Going Strong
In Praise Of The Good-Enough Workout
A few minutes of exercise done daily-ish is plenty.
Going Strong is Romper’s column on motherhood and moving your body by personal trainer Courtney Wyckoff, founder of MommaStrong.
I recently got swept away by a Nike ad with real moms exercising like real humans. I even shed a tear or two, validated by the representation of soft bodies and basic fitness. And then, rather suddenly, the last few frames shifted to a montage of professional athletes lifting heavy weights while pregnant and running marathons with their toddlers cheering them on. We push past our limits, the narrator whispered fiercely.
I felt conflicted. It was as if this short ad had grabbed all my crappy thoughts about my shortcomings as a mom and spit them out as aspirational: You could work a little harder and do all the things a little bit better. I began to think, you know what, us moms can do anything. I could wake up earlier and start running. I could adventure more in nature. I could do yoga with my kids. And my kids could totally be chill enough for all that to happen.
I just need to try harder. Do better.
And then, I caught myself. The truth is that most days there is nothing I want more than to try harder and do better, especially when it comes to exercise, to enter some imaginary zone where endorphins and muscles meet. And let’s be real, I think this desire also comes from the fantasy that it would certainly require enough alone time all to myself.
But that’s like wishing I had kids who go to bed without a fuss so I can wake up at 5 a.m. to work out. Or wishing for green juices and new recipes for meals I actually cook. Or wishing I could go take this class or that class or journal or meditate.
Working within my limits right now is enough.
As always, when all this wishing ebbs, the slap of reality flows in. My daily grind as a mom is an assortment of demands on my body and mind, many of which I have zero control over. My life, as it is lived, doesn’t add up to a Nike ad, and that perpetual, seductive message that strong mothers can have it all and do it all.
It is here that I remind myself that I am a person with limits and these limits will shift throughout my life. This simple truth creates some space in the container of motherhood for me, as if its walls are suddenly breathing instead of tightening. It becomes clear that working within my limits right now is enough.
When I do small amounts of exercise on a daily-ish basis, I gain sustainable access to the things that eventually add up to true health and true wellness. I feel my blood flow. I feel my mood shift. I feel my glutes wake up. I make an effort, for a brief moment, to bring my focus to just this one tiny but heroic task.

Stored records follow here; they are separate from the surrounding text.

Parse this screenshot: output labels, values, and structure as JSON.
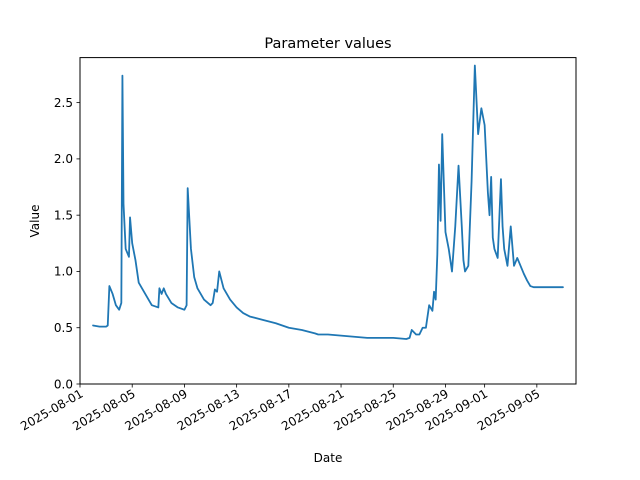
{
  "chart_data": {
    "type": "line",
    "title": "Parameter values",
    "xlabel": "Date",
    "ylabel": "Value",
    "xlim": [
      "2025-08-01",
      "2025-09-08"
    ],
    "ylim": [
      0,
      2.9
    ],
    "grid": false,
    "legend": "none",
    "x_ticks": [
      "2025-08-01",
      "2025-08-05",
      "2025-08-09",
      "2025-08-13",
      "2025-08-17",
      "2025-08-21",
      "2025-08-25",
      "2025-08-29",
      "2025-09-01",
      "2025-09-05"
    ],
    "y_ticks": [
      0.0,
      0.5,
      1.0,
      1.5,
      2.0,
      2.5
    ],
    "series": [
      {
        "color": "#1f77b4",
        "x": [
          "2025-08-02T00:00",
          "2025-08-02T12:00",
          "2025-08-03T00:00",
          "2025-08-03T03:00",
          "2025-08-03T06:00",
          "2025-08-03T12:00",
          "2025-08-03T18:00",
          "2025-08-04T00:00",
          "2025-08-04T04:00",
          "2025-08-04T06:00",
          "2025-08-04T08:00",
          "2025-08-04T12:00",
          "2025-08-04T18:00",
          "2025-08-04T20:00",
          "2025-08-05T00:00",
          "2025-08-05T06:00",
          "2025-08-05T12:00",
          "2025-08-06T00:00",
          "2025-08-06T12:00",
          "2025-08-07T00:00",
          "2025-08-07T02:00",
          "2025-08-07T06:00",
          "2025-08-07T10:00",
          "2025-08-07T14:00",
          "2025-08-08T00:00",
          "2025-08-08T12:00",
          "2025-08-09T00:00",
          "2025-08-09T04:00",
          "2025-08-09T06:00",
          "2025-08-09T12:00",
          "2025-08-09T18:00",
          "2025-08-10T00:00",
          "2025-08-10T12:00",
          "2025-08-11T00:00",
          "2025-08-11T04:00",
          "2025-08-11T08:00",
          "2025-08-11T12:00",
          "2025-08-11T16:00",
          "2025-08-12T00:00",
          "2025-08-12T12:00",
          "2025-08-13T00:00",
          "2025-08-13T12:00",
          "2025-08-14T00:00",
          "2025-08-15T00:00",
          "2025-08-16T00:00",
          "2025-08-17T00:00",
          "2025-08-18T00:00",
          "2025-08-19T00:00",
          "2025-08-19T06:00",
          "2025-08-20T00:00",
          "2025-08-21T00:00",
          "2025-08-22T00:00",
          "2025-08-23T00:00",
          "2025-08-24T00:00",
          "2025-08-25T00:00",
          "2025-08-26T00:00",
          "2025-08-26T06:00",
          "2025-08-26T10:00",
          "2025-08-26T18:00",
          "2025-08-27T00:00",
          "2025-08-27T06:00",
          "2025-08-27T12:00",
          "2025-08-27T18:00",
          "2025-08-28T00:00",
          "2025-08-28T03:00",
          "2025-08-28T06:00",
          "2025-08-28T09:00",
          "2025-08-28T12:00",
          "2025-08-28T15:00",
          "2025-08-28T18:00",
          "2025-08-29T00:00",
          "2025-08-29T06:00",
          "2025-08-29T12:00",
          "2025-08-29T18:00",
          "2025-08-30T00:00",
          "2025-08-30T06:00",
          "2025-08-30T09:00",
          "2025-08-30T12:00",
          "2025-08-30T18:00",
          "2025-08-31T00:00",
          "2025-08-31T06:00",
          "2025-08-31T12:00",
          "2025-08-31T18:00",
          "2025-09-01T00:00",
          "2025-09-01T06:00",
          "2025-09-01T09:00",
          "2025-09-01T12:00",
          "2025-09-01T15:00",
          "2025-09-01T18:00",
          "2025-09-02T00:00",
          "2025-09-02T06:00",
          "2025-09-02T09:00",
          "2025-09-02T12:00",
          "2025-09-02T18:00",
          "2025-09-03T00:00",
          "2025-09-03T06:00",
          "2025-09-03T12:00",
          "2025-09-03T18:00",
          "2025-09-04T00:00",
          "2025-09-04T06:00",
          "2025-09-04T12:00",
          "2025-09-04T18:00",
          "2025-09-05T00:00",
          "2025-09-05T06:00",
          "2025-09-05T12:00",
          "2025-09-05T18:00",
          "2025-09-06T00:00",
          "2025-09-06T12:00",
          "2025-09-07T00:00"
        ],
        "values": [
          0.52,
          0.51,
          0.51,
          0.52,
          0.87,
          0.8,
          0.7,
          0.66,
          0.72,
          2.74,
          1.6,
          1.2,
          1.13,
          1.48,
          1.25,
          1.1,
          0.9,
          0.8,
          0.7,
          0.68,
          0.85,
          0.8,
          0.85,
          0.8,
          0.72,
          0.68,
          0.66,
          0.7,
          1.74,
          1.2,
          0.95,
          0.85,
          0.75,
          0.7,
          0.72,
          0.84,
          0.82,
          1.0,
          0.85,
          0.75,
          0.68,
          0.63,
          0.6,
          0.57,
          0.54,
          0.5,
          0.48,
          0.45,
          0.44,
          0.44,
          0.43,
          0.42,
          0.41,
          0.41,
          0.41,
          0.4,
          0.41,
          0.48,
          0.44,
          0.44,
          0.5,
          0.5,
          0.7,
          0.65,
          0.82,
          0.75,
          1.15,
          1.95,
          1.45,
          2.22,
          1.35,
          1.2,
          1.0,
          1.4,
          1.94,
          1.4,
          1.1,
          1.0,
          1.05,
          1.8,
          2.83,
          2.22,
          2.45,
          2.3,
          1.7,
          1.5,
          1.84,
          1.3,
          1.2,
          1.12,
          1.82,
          1.4,
          1.2,
          1.05,
          1.4,
          1.05,
          1.12,
          1.05,
          0.98,
          0.92,
          0.87,
          0.86,
          0.86,
          0.86,
          0.86,
          0.86,
          0.86,
          0.86,
          0.86
        ]
      }
    ]
  }
}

The discovery here is that a workout becomes a practice of resiliency, self-forgiveness, and acceptance. It doesn’t beg me to be something I’m not or something I can’t be right now. It doesn’t define fitness in a measurable way, but it leads me to fitness I can use in my everyday life.
In this way, my daily workouts have been a best friend to me. The sort of friend who doesn’t need me to be shiny, who doesn’t tell me, Hey, you can’t workout in pajamas (because I basically always do). The sort of friend who is OK with a crappy mood. The sort of friend who tells me to show up rather than shut down. And the sort of friend who looks back over the years and says, Dang, you have been so brave.
If there’s a superhero story for me, I think that it happens every night just before I go to sleep, when the house is oh, so quiet. It’s there that I remember that I have recorded over 2,000 short but mighty daily workouts for my company MommaStrong. That my aches and pains which plagued me for years are now gone. That I show up for myself even when it is not convenient. That my kids know me to be playful. And that I have been brave in my life so far.